By Chris Nadeau, PE, Director of Commercial Services
Abutters can kill your project – or at least cost you a boatload of time and money.
Here’s a secret – if you want your project to drag out and cost you more money, or even kill it, you should ignore your abutters. I have been to countless planning board public hearings where we hoped none of the abutters would show up or even convinced ourselves – how could anyone oppose such a great project?
Nothing makes a planning board more uncomfortable than having an abutter standing before them demanding that a project be rejected because of traffic, noise, devaluation of property, additional tax burdens, stormwater runoff. I could go on and on.
So, what can you do to prevent this? Make your worst enemy your advocate. Reach out to the abutter who you think is going to be your worst enemy and ask if they would like to meet ahead of time – at their kitchen table. See if they would like to invite some of the neighbors. You make them look like the hero of the neighborhood and you put them in full control while actually controlling the entire process yourself.
A meeting with your abutters adds a personal scale to your project – after all, you are a human being, trying to make a living just like them. You can answer questions, alleviate fears, and quell rumors and mistruths before you get to a public meeting. A possible added bonus – you may even find an advocate for your project. Advocates rarely show up at a public hearing.
Even if your abutters refuse to meet with you, at least you can tell the Planning Board that you tried to facilitate a meeting, but nobody was interested.
Nine times out of ten, once you get to the Public Hearing, the abutter comments will be avoided, or at least minimized and will make it a lot easier for the Board to approve your application. Just remember, nobody likes change, but if you can prepare for change ahead of time, it makes it a lot easier.
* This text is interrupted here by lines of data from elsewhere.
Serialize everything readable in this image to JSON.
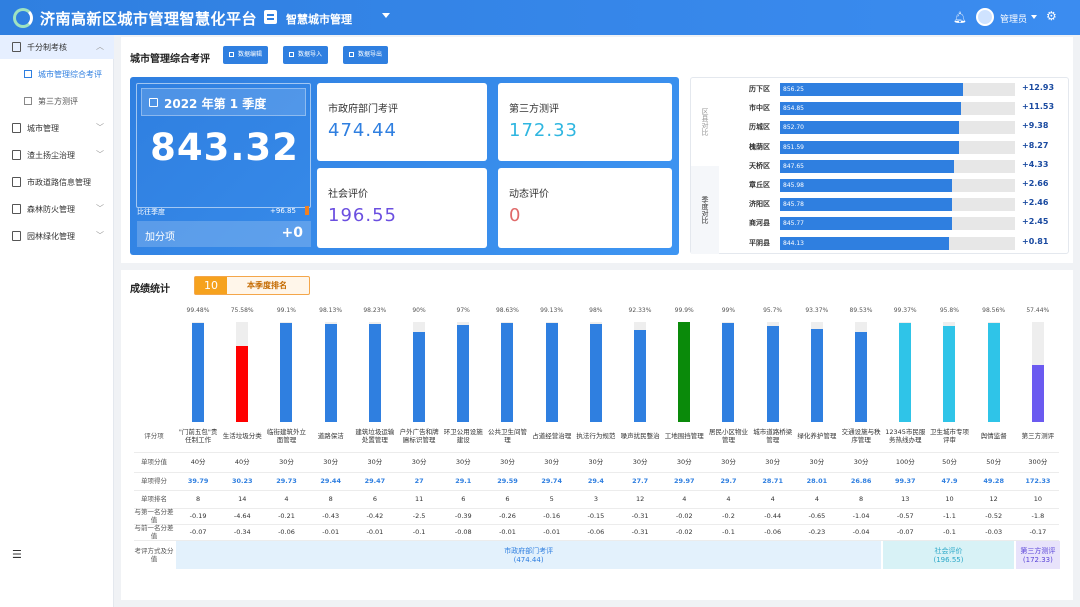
{
  "header": {
    "app_title": "济南高新区城市管理智慧化平台",
    "module_title": "智慧城市管理",
    "user_name": "管理员",
    "logo_icon": "app-logo",
    "module_icon": "clipboard-icon",
    "bell_icon": "bell-icon",
    "gear_icon": "gear-icon"
  },
  "sidebar": {
    "items": [
      {
        "label": "千分制考核",
        "active": true,
        "icon": "doc-icon",
        "submenu": true
      },
      {
        "label": "城市管理综合考评",
        "sub": true,
        "active": true
      },
      {
        "label": "第三方测评",
        "sub": true
      },
      {
        "label": "城市管理",
        "icon": "doc-icon",
        "submenu": true
      },
      {
        "label": "渣土扬尘治理",
        "icon": "doc-icon",
        "submenu": true
      },
      {
        "label": "市政道路信息管理",
        "icon": "doc-icon"
      },
      {
        "label": "森林防火管理",
        "icon": "doc-icon",
        "submenu": true
      },
      {
        "label": "园林绿化管理",
        "icon": "doc-icon",
        "submenu": true
      }
    ],
    "menu_icon": "menu-icon"
  },
  "evaluation": {
    "title": "城市管理综合考评",
    "buttons": [
      "数据编辑",
      "数据导入",
      "数据导出"
    ],
    "quarter": "2022 年第 1 季度",
    "total_score": "843.32",
    "compare_label": "比往季度",
    "compare_value": "+96.85",
    "bonus_label": "加分项",
    "bonus_value": "+0",
    "cards": [
      {
        "label": "市政府部门考评",
        "value": "474.44",
        "color": "#2f7fe0"
      },
      {
        "label": "第三方测评",
        "value": "172.33",
        "color": "#2fb6e0"
      },
      {
        "label": "社会评价",
        "value": "196.55",
        "color": "#6b4fe0"
      },
      {
        "label": "动态评价",
        "value": "0",
        "color": "#e06a6a"
      }
    ]
  },
  "comparison": {
    "tabs": [
      "区县对比",
      "季度对比"
    ],
    "rows": [
      {
        "name": "历下区",
        "value": "856.25",
        "pct": 0.78,
        "diff": "+12.93"
      },
      {
        "name": "市中区",
        "value": "854.85",
        "pct": 0.77,
        "diff": "+11.53"
      },
      {
        "name": "历城区",
        "value": "852.70",
        "pct": 0.76,
        "diff": "+9.38"
      },
      {
        "name": "槐荫区",
        "value": "851.59",
        "pct": 0.76,
        "diff": "+8.27"
      },
      {
        "name": "天桥区",
        "value": "847.65",
        "pct": 0.74,
        "diff": "+4.33"
      },
      {
        "name": "章丘区",
        "value": "845.98",
        "pct": 0.73,
        "diff": "+2.66"
      },
      {
        "name": "济阳区",
        "value": "845.78",
        "pct": 0.73,
        "diff": "+2.46"
      },
      {
        "name": "商河县",
        "value": "845.77",
        "pct": 0.73,
        "diff": "+2.45"
      },
      {
        "name": "平阴县",
        "value": "844.13",
        "pct": 0.72,
        "diff": "+0.81"
      }
    ]
  },
  "results": {
    "title": "成绩统计",
    "rank_number": "10",
    "rank_label": "本季度排名",
    "row_labels": [
      "评分项",
      "单项分值",
      "单项得分",
      "单项排名",
      "与第一名分差值",
      "与前一名分差值",
      "考评方式及分值"
    ],
    "items": [
      {
        "name": "\"门前五包\"责任制工作",
        "pct": "99.48%",
        "fill": 0.9948,
        "color": "#2f7fe0",
        "max": "40分",
        "score": "39.79",
        "rank": "8",
        "diff_first": "-0.19",
        "diff_prev": "-0.07"
      },
      {
        "name": "生活垃圾分类",
        "pct": "75.58%",
        "fill": 0.7558,
        "color": "#ff0000",
        "max": "40分",
        "score": "30.23",
        "rank": "14",
        "diff_first": "-4.64",
        "diff_prev": "-0.34"
      },
      {
        "name": "临街建筑外立面管理",
        "pct": "99.1%",
        "fill": 0.991,
        "color": "#2f7fe0",
        "max": "30分",
        "score": "29.73",
        "rank": "4",
        "diff_first": "-0.21",
        "diff_prev": "-0.06"
      },
      {
        "name": "道路保洁",
        "pct": "98.13%",
        "fill": 0.9813,
        "color": "#2f7fe0",
        "max": "30分",
        "score": "29.44",
        "rank": "8",
        "diff_first": "-0.43",
        "diff_prev": "-0.01"
      },
      {
        "name": "建筑垃圾运输处置管理",
        "pct": "98.23%",
        "fill": 0.9823,
        "color": "#2f7fe0",
        "max": "30分",
        "score": "29.47",
        "rank": "6",
        "diff_first": "-0.42",
        "diff_prev": "-0.01"
      },
      {
        "name": "户外广告和牌匾标识管理",
        "pct": "90%",
        "fill": 0.9,
        "color": "#2f7fe0",
        "max": "30分",
        "score": "27",
        "rank": "11",
        "diff_first": "-2.5",
        "diff_prev": "-0.1"
      },
      {
        "name": "环卫公用设施建设",
        "pct": "97%",
        "fill": 0.97,
        "color": "#2f7fe0",
        "max": "30分",
        "score": "29.1",
        "rank": "6",
        "diff_first": "-0.39",
        "diff_prev": "-0.08"
      },
      {
        "name": "公共卫生间管理",
        "pct": "98.63%",
        "fill": 0.9863,
        "color": "#2f7fe0",
        "max": "30分",
        "score": "29.59",
        "rank": "6",
        "diff_first": "-0.26",
        "diff_prev": "-0.01"
      },
      {
        "name": "占道经营治理",
        "pct": "99.13%",
        "fill": 0.9913,
        "color": "#2f7fe0",
        "max": "30分",
        "score": "29.74",
        "rank": "5",
        "diff_first": "-0.16",
        "diff_prev": "-0.01"
      },
      {
        "name": "执法行为规范",
        "pct": "98%",
        "fill": 0.98,
        "color": "#2f7fe0",
        "max": "30分",
        "score": "29.4",
        "rank": "3",
        "diff_first": "-0.15",
        "diff_prev": "-0.06"
      },
      {
        "name": "噪声扰民整治",
        "pct": "92.33%",
        "fill": 0.9233,
        "color": "#2f7fe0",
        "max": "30分",
        "score": "27.7",
        "rank": "12",
        "diff_first": "-0.31",
        "diff_prev": "-0.31"
      },
      {
        "name": "工地围挡管理",
        "pct": "99.9%",
        "fill": 0.999,
        "color": "#0a8a0a",
        "max": "30分",
        "score": "29.97",
        "rank": "4",
        "diff_first": "-0.02",
        "diff_prev": "-0.02"
      },
      {
        "name": "居民小区物业管理",
        "pct": "99%",
        "fill": 0.99,
        "color": "#2f7fe0",
        "max": "30分",
        "score": "29.7",
        "rank": "4",
        "diff_first": "-0.2",
        "diff_prev": "-0.1"
      },
      {
        "name": "城市道路桥梁管理",
        "pct": "95.7%",
        "fill": 0.957,
        "color": "#2f7fe0",
        "max": "30分",
        "score": "28.71",
        "rank": "4",
        "diff_first": "-0.44",
        "diff_prev": "-0.06"
      },
      {
        "name": "绿化养护管理",
        "pct": "93.37%",
        "fill": 0.9337,
        "color": "#2f7fe0",
        "max": "30分",
        "score": "28.01",
        "rank": "4",
        "diff_first": "-0.65",
        "diff_prev": "-0.23"
      },
      {
        "name": "交通设施与秩序管理",
        "pct": "89.53%",
        "fill": 0.8953,
        "color": "#2f7fe0",
        "max": "30分",
        "score": "26.86",
        "rank": "8",
        "diff_first": "-1.04",
        "diff_prev": "-0.04"
      },
      {
        "name": "12345市民服务热线办理",
        "pct": "99.37%",
        "fill": 0.9937,
        "color": "#2fc4e8",
        "max": "100分",
        "score": "99.37",
        "rank": "13",
        "diff_first": "-0.57",
        "diff_prev": "-0.07"
      },
      {
        "name": "卫生城市专项评审",
        "pct": "95.8%",
        "fill": 0.958,
        "color": "#2fc4e8",
        "max": "50分",
        "score": "47.9",
        "rank": "10",
        "diff_first": "-1.1",
        "diff_prev": "-0.1"
      },
      {
        "name": "舆情监督",
        "pct": "98.56%",
        "fill": 0.9856,
        "color": "#2fc4e8",
        "max": "50分",
        "score": "49.28",
        "rank": "12",
        "diff_first": "-0.52",
        "diff_prev": "-0.03"
      },
      {
        "name": "第三方测评",
        "pct": "57.44%",
        "fill": 0.5744,
        "color": "#6b5af0",
        "max": "300分",
        "score": "172.33",
        "rank": "10",
        "diff_first": "-1.8",
        "diff_prev": "-0.17"
      }
    ],
    "footer": [
      {
        "label": "市政府部门考评",
        "value": "(474.44)",
        "bg": "#e3f1fc",
        "color": "#2f7fe0",
        "span": 16
      },
      {
        "label": "社会评价",
        "value": "(196.55)",
        "bg": "#d8f2f6",
        "color": "#2aa8c8",
        "span": 3
      },
      {
        "label": "第三方测评",
        "value": "(172.33)",
        "bg": "#e8e3fb",
        "color": "#5a45d8",
        "span": 1
      }
    ]
  }
}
I own a small summer cottage in a rural Maine Town abutting an undeveloped commercial lot in a wide-open field. I purchased the property knowing full well that it would eventually get developed by a commercial business. When I received an abutter’s notice last fall for an application to develop the property, I immediately went to the Town Hall to look at the application. I was outraged and emotional about what I saw. I promptly wrote a two page summary of what was wrong with the project and what needed to be done to make it right.
Now I’ve pitched hundreds of projects before Planning Boards and I know very well how it feels to be on the wrong end of an angry abutter. After reading through my letter, I tempered the letter a bit more, to sound a little more sympathetic. The Board eventually approved the project, with many of the conditions that I had outlined in my letter.
Two weeks after the Planning Board meeting, I saw the business owner out cutting his grass and we began chatting. After I found out that he was actually a human being, not a money hungry corporate developer, I felt a little guilty. I sympathized with his position as a new business owner trying to make a living to support his family. We came up with several ideas to help him satisfy the conditions of his approval and get the business open.
Imagine if we had met before the public hearing?